The scientist is aware that concrete is nevertheless considered by many today to be universally hostile to the environment. “But that’s wrong,” she disagrees in a firm tone. In itself, concrete has the lowest CO2 footprint per kilogram compared to all other materials. Concrete lasts a long time, so the life cycle is positive. The professor also sees the ecological problem not primarily in the building material itself, but in the gigantic quantity that is used every day. “Every year, we produce 30 billion tons of cement-based material (concrete, mortar) worldwide, which is huge and significantly more than all the other materials that humans use together”.

Concrete house with wooden floor

This unimaginable quantity – and it poses a real dilemma – demonstrates how huge the demand is worldwide.

“Stopping concrete construction is not an option for emerging economies,” says Karen Scrivener. After all, more than a billion people still live in slums today. When it comes to building new houses, concrete is cheap, easy to transport and always available – the raw materials are abundant in the earth’s crust.

Replacing concrete completely with wood is not a solution for Scrivener. Wood can supply a maximum of five to ten percent of the global demand for building materials and is not a solution for the Global South. “It’s a perfect material, but there’s just not enough area for the forest that would be needed – and we don’t have 30 years to grow enough trees either.” She herself lives in the country in a house made of concrete. “But at least it has a nice wooden deck,” she says with a laugh.

The professor advocates realistic solutions and always has her sights set on translating research into “real life”. It is no coincidence that she once turned her back on academia to work for six years in industry, at Lafarge in Lyon.

Global partnerships

“We can’t do without concrete altogether,” explains the professor, “and will have to use many different materials. In the climate debate, it’s crucial not to miss opportunities to reduce energy consumption in existing technologies by making them absolute.” For concrete, she calculates that up to 30 percent emissions could be saved at the level of cement production alone, another 20 to 30 percent in reducing the amount of cement in concrete, and as much as 50 percent in the amount of concrete used in buildings. That would be enormous progress.

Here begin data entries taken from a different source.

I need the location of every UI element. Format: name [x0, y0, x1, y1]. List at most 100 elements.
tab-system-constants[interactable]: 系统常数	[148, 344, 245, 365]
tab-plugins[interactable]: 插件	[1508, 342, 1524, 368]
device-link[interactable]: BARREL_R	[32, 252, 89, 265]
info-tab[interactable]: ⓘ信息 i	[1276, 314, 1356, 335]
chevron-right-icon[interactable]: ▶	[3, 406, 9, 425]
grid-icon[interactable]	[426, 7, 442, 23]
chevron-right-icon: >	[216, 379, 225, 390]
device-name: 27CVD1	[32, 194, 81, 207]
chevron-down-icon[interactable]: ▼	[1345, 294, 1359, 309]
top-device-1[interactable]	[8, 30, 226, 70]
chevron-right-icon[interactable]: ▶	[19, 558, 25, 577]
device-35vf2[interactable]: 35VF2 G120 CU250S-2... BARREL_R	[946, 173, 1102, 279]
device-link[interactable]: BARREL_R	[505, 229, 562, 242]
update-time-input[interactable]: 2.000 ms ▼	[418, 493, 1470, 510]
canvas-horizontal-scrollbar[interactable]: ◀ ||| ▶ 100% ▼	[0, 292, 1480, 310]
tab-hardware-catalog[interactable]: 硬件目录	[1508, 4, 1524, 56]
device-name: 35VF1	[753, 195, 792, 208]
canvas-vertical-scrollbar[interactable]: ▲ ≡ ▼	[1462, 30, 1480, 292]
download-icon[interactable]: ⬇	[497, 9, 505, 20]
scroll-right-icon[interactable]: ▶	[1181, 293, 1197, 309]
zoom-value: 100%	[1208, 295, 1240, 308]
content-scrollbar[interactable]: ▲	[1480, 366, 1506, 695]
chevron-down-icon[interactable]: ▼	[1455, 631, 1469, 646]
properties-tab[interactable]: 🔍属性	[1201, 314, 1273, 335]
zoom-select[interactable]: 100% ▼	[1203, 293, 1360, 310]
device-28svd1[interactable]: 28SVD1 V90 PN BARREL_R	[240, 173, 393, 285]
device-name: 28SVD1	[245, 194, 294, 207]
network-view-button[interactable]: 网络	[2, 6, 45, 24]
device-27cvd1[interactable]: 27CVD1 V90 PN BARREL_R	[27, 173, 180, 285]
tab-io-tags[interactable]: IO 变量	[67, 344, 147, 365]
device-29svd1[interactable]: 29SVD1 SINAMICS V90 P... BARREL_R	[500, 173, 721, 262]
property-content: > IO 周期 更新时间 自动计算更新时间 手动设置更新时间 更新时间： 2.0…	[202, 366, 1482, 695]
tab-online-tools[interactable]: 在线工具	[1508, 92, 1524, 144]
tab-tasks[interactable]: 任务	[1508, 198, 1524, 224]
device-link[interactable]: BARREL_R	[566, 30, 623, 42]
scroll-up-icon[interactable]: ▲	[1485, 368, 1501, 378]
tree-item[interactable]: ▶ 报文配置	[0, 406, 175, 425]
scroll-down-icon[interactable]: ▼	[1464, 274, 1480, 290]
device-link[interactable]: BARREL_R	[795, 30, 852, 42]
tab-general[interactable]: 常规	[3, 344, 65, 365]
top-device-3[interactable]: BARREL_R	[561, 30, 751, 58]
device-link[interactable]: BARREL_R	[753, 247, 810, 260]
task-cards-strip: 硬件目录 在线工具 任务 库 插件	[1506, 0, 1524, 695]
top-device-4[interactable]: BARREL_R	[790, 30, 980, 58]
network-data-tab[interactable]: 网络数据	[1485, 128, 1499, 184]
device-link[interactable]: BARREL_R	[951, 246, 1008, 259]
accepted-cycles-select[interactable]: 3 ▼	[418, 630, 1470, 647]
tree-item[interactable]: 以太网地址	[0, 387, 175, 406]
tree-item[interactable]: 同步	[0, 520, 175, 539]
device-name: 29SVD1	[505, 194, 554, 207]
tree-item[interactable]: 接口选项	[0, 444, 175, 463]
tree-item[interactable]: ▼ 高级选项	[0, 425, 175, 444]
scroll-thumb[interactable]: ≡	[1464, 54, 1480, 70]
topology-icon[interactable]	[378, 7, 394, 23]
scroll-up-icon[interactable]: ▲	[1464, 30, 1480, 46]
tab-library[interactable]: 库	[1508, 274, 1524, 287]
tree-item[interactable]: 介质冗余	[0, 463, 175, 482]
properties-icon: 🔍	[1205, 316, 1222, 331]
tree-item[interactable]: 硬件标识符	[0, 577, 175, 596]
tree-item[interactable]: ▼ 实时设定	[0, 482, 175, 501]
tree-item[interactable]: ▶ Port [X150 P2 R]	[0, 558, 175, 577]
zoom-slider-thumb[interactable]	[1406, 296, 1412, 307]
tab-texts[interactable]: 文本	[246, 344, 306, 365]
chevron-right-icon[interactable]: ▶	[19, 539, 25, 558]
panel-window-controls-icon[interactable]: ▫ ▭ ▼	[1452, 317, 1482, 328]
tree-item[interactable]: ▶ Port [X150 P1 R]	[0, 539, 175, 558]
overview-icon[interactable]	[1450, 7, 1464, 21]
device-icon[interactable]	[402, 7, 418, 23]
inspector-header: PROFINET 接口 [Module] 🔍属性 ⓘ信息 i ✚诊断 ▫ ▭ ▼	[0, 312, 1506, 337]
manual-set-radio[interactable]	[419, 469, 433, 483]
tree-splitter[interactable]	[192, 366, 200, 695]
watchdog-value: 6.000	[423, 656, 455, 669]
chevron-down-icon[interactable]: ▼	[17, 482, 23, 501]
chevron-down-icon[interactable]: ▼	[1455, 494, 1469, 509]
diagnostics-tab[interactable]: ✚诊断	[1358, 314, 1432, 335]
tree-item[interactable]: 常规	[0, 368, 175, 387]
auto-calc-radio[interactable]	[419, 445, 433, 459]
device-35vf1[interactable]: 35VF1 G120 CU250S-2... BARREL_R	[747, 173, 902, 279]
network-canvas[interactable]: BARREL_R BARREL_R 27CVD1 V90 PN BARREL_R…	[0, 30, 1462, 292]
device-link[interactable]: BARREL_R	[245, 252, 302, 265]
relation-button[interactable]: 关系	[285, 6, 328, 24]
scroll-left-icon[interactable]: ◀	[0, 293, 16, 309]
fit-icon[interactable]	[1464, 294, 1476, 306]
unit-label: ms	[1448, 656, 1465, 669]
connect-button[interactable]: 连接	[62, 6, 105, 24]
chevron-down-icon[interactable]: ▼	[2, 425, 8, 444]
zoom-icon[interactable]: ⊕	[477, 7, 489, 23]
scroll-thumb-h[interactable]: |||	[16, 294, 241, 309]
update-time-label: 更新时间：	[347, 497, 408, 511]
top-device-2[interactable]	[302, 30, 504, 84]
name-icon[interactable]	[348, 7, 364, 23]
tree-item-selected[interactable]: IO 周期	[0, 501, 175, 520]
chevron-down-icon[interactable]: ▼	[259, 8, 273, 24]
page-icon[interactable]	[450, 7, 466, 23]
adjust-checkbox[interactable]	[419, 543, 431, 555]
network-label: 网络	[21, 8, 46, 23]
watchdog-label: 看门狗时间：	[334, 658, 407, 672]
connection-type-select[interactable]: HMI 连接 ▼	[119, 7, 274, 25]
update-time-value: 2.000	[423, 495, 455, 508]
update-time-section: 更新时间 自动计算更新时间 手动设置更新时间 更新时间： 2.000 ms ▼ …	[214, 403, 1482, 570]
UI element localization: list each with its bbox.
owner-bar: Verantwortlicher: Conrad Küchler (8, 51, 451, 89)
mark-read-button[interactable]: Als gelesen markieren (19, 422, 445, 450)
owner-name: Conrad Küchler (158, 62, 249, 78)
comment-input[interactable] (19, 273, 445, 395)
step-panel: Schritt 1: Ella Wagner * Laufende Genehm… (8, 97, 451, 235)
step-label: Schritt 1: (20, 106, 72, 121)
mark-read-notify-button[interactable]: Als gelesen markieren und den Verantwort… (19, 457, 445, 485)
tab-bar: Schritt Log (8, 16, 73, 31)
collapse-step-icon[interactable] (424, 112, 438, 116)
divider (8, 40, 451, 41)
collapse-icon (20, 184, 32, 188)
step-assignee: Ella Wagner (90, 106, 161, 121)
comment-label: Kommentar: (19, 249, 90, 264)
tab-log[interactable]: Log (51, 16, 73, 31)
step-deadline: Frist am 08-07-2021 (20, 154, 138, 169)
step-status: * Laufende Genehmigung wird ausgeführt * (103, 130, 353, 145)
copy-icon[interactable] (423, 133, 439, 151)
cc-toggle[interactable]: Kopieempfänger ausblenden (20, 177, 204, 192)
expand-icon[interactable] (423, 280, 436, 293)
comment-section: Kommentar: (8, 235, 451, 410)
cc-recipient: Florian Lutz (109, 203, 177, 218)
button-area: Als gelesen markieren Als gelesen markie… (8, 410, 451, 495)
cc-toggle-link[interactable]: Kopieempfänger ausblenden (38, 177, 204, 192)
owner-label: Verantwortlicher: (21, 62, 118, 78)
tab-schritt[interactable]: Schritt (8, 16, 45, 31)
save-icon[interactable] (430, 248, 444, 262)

The big challenge, says Karen Scrivener, is to get everyone involved in the construction process around the table – worldwide. Her major new project is a “Center for Worldwide Sustainable Construction,” which cooperates closely with industry and trains doctoral students, mainly scholarship holders from poorer countries. The aim is for them to take the latest solutions to their countries. “Such global partnerships are important because climate change affects the whole world.”